(O sábio e desafortunado romano Pompônio Flato fala umas verdades ao
Jesus menino. Ou Jesus moleque, se preferir.)
-Tudo que acontece, acontece por vontade de Deus, raboni?
-Não sei. Mas se é assim, devemos perdoá-lo, porque Deus ou os deuses do Olimpo não conhecem a dor de perder as pessoas queridas e isso os faz inferiores a nós.
Jesus me olhou com intensidade e exclamou:
-Isso que você está dizendo não é uma blasfêmia:
-Com certeza. Blasfemar é outro privilégio privativo dos homens. Não serve para muito, mas, em ocasiões como esta, até que não vai mal.
(...e, logo adiante, sobre a imortalidade da alma)
-Das muitas coisas escritas, muito poucas estão comprovadas.
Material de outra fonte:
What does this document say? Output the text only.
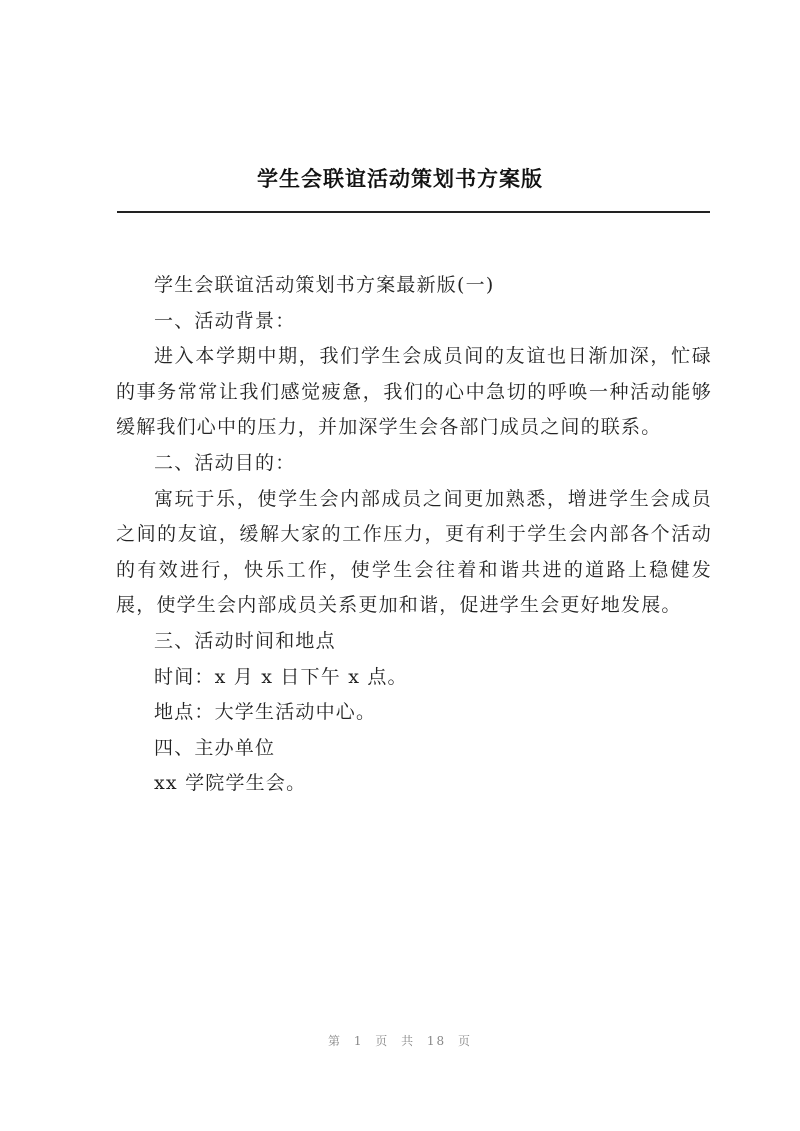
学生会联谊活动策划书方案版

学生会联谊活动策划书方案最新版(一)

一、活动背景：

进入本学期中期，我们学生会成员间的友谊也日渐加深，忙碌的事务常常让我们感觉疲惫，我们的心中急切的呼唤一种活动能够缓解我们心中的压力，并加深学生会各部门成员之间的联系。

二、活动目的：

寓玩于乐，使学生会内部成员之间更加熟悉，增进学生会成员之间的友谊，缓解大家的工作压力，更有利于学生会内部各个活动的有效进行，快乐工作，使学生会往着和谐共进的道路上稳健发展，使学生会内部成员关系更加和谐，促进学生会更好地发展。

三、活动时间和地点

时间：x 月 x 日下午 x 点。

地点：大学生活动中心。

四、主办单位

xx 学院学生会。

第 1 页 共 18 页
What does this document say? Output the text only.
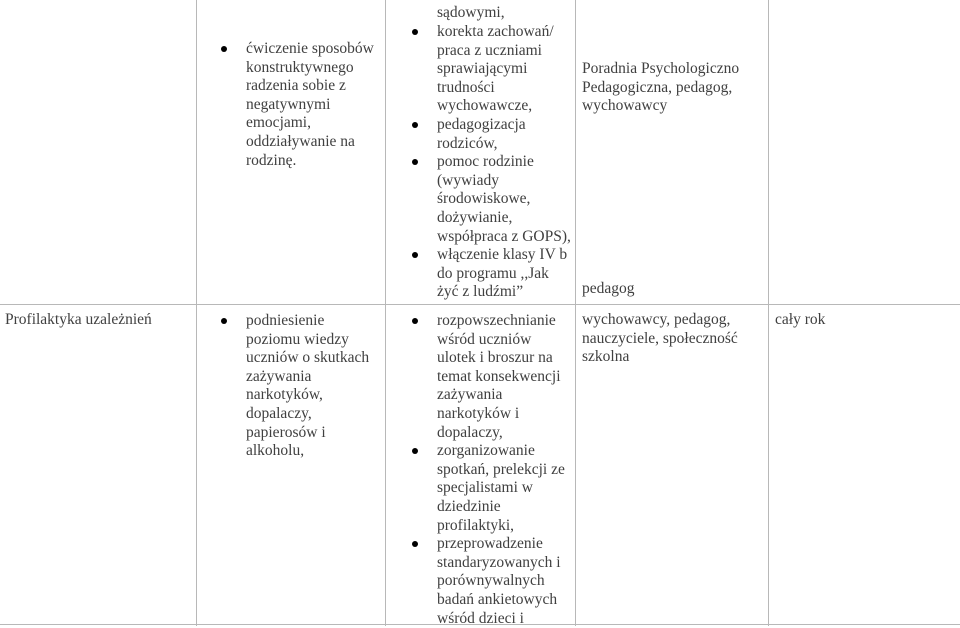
ćwiczenie sposobów
konstruktywnego
radzenia sobie z
negatywnymi
emocjami,
oddziaływanie na
rodzinę.
sądowymi,
korekta zachowań/
praca z uczniami
sprawiającymi
trudności
wychowawcze,
pedagogizacja
rodziców,
pomoc rodzinie
(wywiady
środowiskowe,
dożywianie,
współpraca z GOPS),
włączenie klasy IV b
do programu ,,Jak
żyć z ludźmi”
Poradnia Psychologiczno
Pedagogiczna, pedagog,
wychowawcy
pedagog
Profilaktyka uzależnień	podniesienie
poziomu wiedzy
uczniów o skutkach
zażywania
narkotyków,
dopalaczy,
papierosów i
alkoholu,
rozpowszechnianie
wśród uczniów
ulotek i broszur na
temat konsekwencji
zażywania
narkotyków i
dopalaczy,
zorganizowanie
spotkań, prelekcji ze
specjalistami w
dziedzinie
profilaktyki,
przeprowadzenie
standaryzowanych i
porównywalnych
badań ankietowych
wśród dzieci i
wychowawcy, pedagog,
nauczyciele, społeczność
szkolna
cały rok
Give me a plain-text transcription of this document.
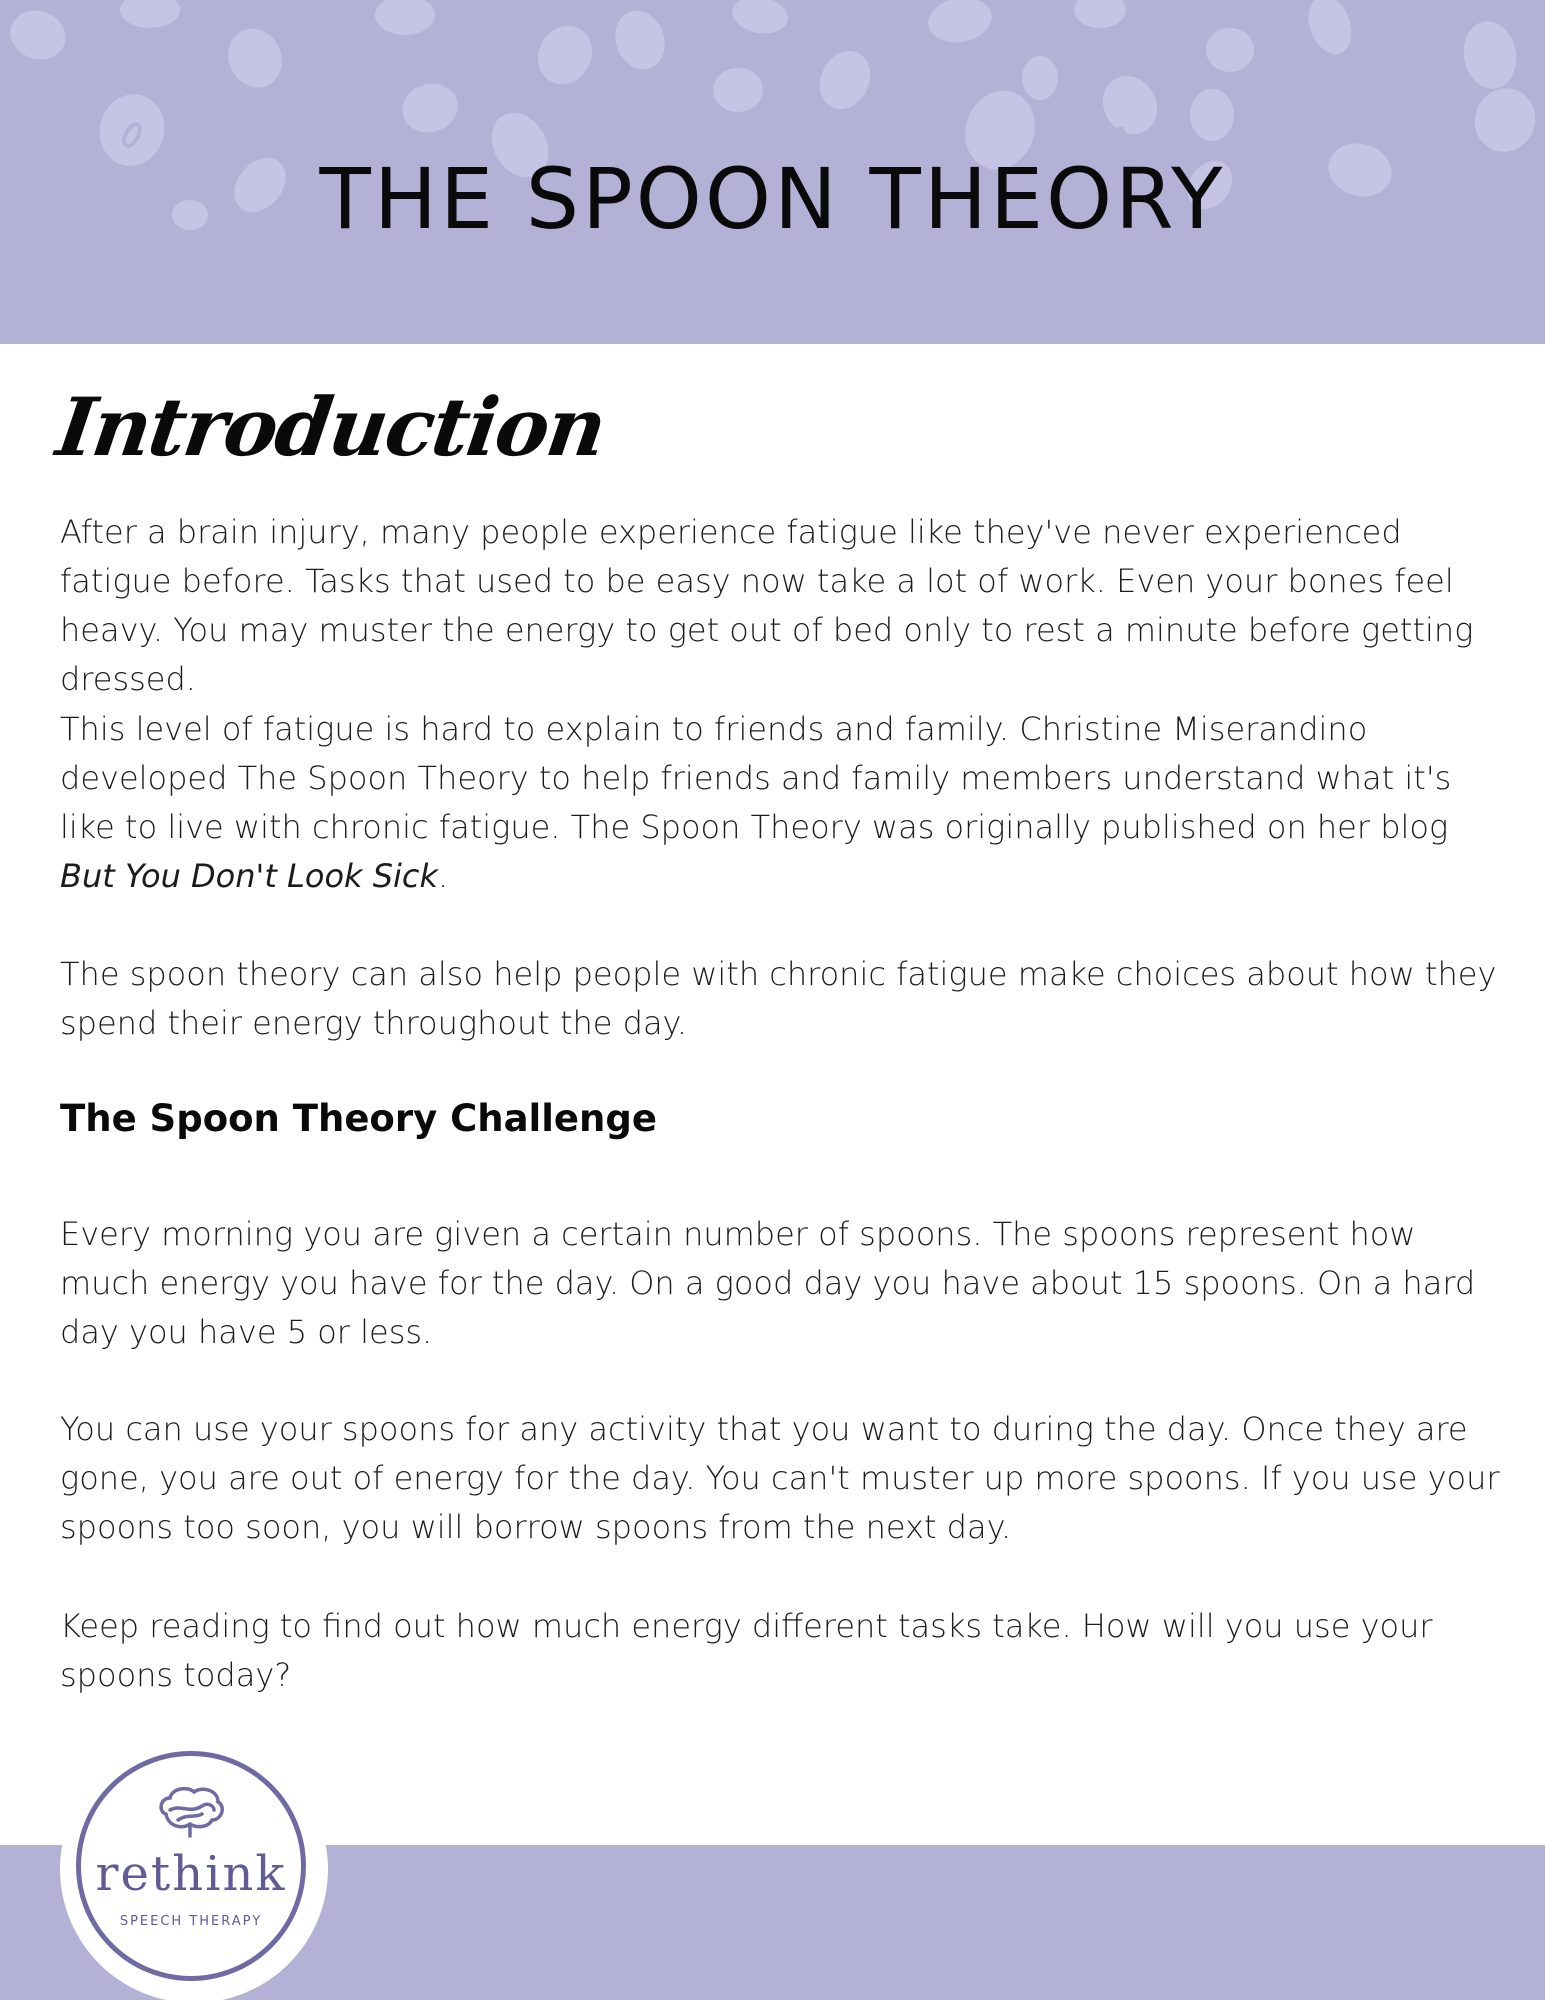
THE SPOON THEORY
Introduction

After a brain injury, many people experience fatigue like they've never experienced fatigue before. Tasks that used to be easy now take a lot of work. Even your bones feel heavy. You may muster the energy to get out of bed only to rest a minute before getting dressed.

This level of fatigue is hard to explain to friends and family. Christine Miserandino developed The Spoon Theory to help friends and family members understand what it's like to live with chronic fatigue. The Spoon Theory was originally published on her blog But You Don't Look Sick.

The spoon theory can also help people with chronic fatigue make choices about how they spend their energy throughout the day.

The Spoon Theory Challenge

Every morning you are given a certain number of spoons. The spoons represent how much energy you have for the day. On a good day you have about 15 spoons. On a hard day you have 5 or less.

You can use your spoons for any activity that you want to during the day. Once they are gone, you are out of energy for the day. You can't muster up more spoons. If you use your spoons too soon, you will borrow spoons from the next day.

Keep reading to find out how much energy different tasks take. How will you use your spoons today?

rethink

SPEECH THERAPY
Sócrates estava convencido da imortalidade da alma, assim como Platão. Mas
nisso, com toda a humildade, discrepo de tão grandes mestres pelas razões que a
seguir exporei. Antes de mais nada, partamos do pressuposto de que o homem é
formado de duas partes bem diferenciadas, isto é a matéria e o espírito, ou, o
que dá na mesma, o corpo e a alma. A alma é o que infunde vida ao corpo, de tal
modo que quando o abandona, o corpo deixa de funcionar e dizemos que o homem a
quem pertencia morreu. Já a alma, sim, pode existir sem o corpo, como demonstra
o fato de que o corpo inanimado, seja quando dorme, seja quando por alguma
causa perdeu a consciência, a alma o abandona e segue a seu bel-prazer, liberada
de qualquer amarra, e por isso pode cobrir as maiores distâncias num instante,
inclusive se deslocar no tempo, transmutar-se em outra pessoa sem perder, por
isso, a consciência de sua própria identidade, e ter contato com seres vivos ou
mortos, humanos ou animais, até mesmo com monstros ou quimeras, assim como
conseguir façanhas que o corpo seria incapaz de realizar, ou desfrutar
deleites, que ao corpo seriam inalcançáveis, para não falar de todo tipo de
perversões. A essas experiências chamamos de sonhos. Não obstante, se os
analisarmos um pouco, veremos que nesses episódios a alma obtém mais pesares
que alegrias, com frequência sofre perseguições, opressões, angústias e
tristezas, e encontra-se sempre em um estado de grande confusão, como se
tivesse perdido o juízo. Por isso, ao cabo de muito pouco tempo, retorna ao
corpo e o desperta com grande pressa e agitação, e quando de novo se une a ele, tranquiliza-se e experimenta tal bem-estar
que os problemas e aborrecimentos da vida real lhe parecem nímios em comparação
com os apuros pelos quais passou em suas andanças. E, se é assim, o que
acontecerá em comparação com os apuros pelos quais passou em suas andanças. E,
se é assim, o que acontecerá se depois da morte a alma se vir obrigada a vagar
eternamente, sabendo que nunca poderá voltar ao corpo que a conteve, posto que
este se reduziu a pó? Por essa razão, muitos povos embalsamam e mumificam o
corpo, para que a alma não se veja totalmente privada dele. Pois embora a alma,
por sua capacidade, pareça pertencer à mesma ordem natural dos deuses, na
realidade é inferior ao corpo, e está subordinada a ele, e só com ele consegue
proteção e sossego. Por tudo isso, não me parece lógico que os deuses nos
tenham condenado a um suplício semelhante, e prefiro acreditar que uma vez
apurados os trabalhos e dissabores desta vida, quando também nosso corpo deixar
de sentir, o espírito também encontrará seu descanso regressando para o nada em
que estava tão placidamente antes de ter nascido.
(Imagem: Tracejado do grafite de Alexámanos. Encontrado em uma das ruínas do Monte Palatino em Roma. Supõe-se que seja uma chacota (bullying?) de um soldado romano contra outro, de fé cristã. No desenho, Cristo estaria representado com uma cabeça de burro. A legenda está em grego: Αλεξαμενοϲ ϲεβετε θεον, que poderia ser algo como "Alexámanos adorando a seu deus". A imagem seria do século III d.C.)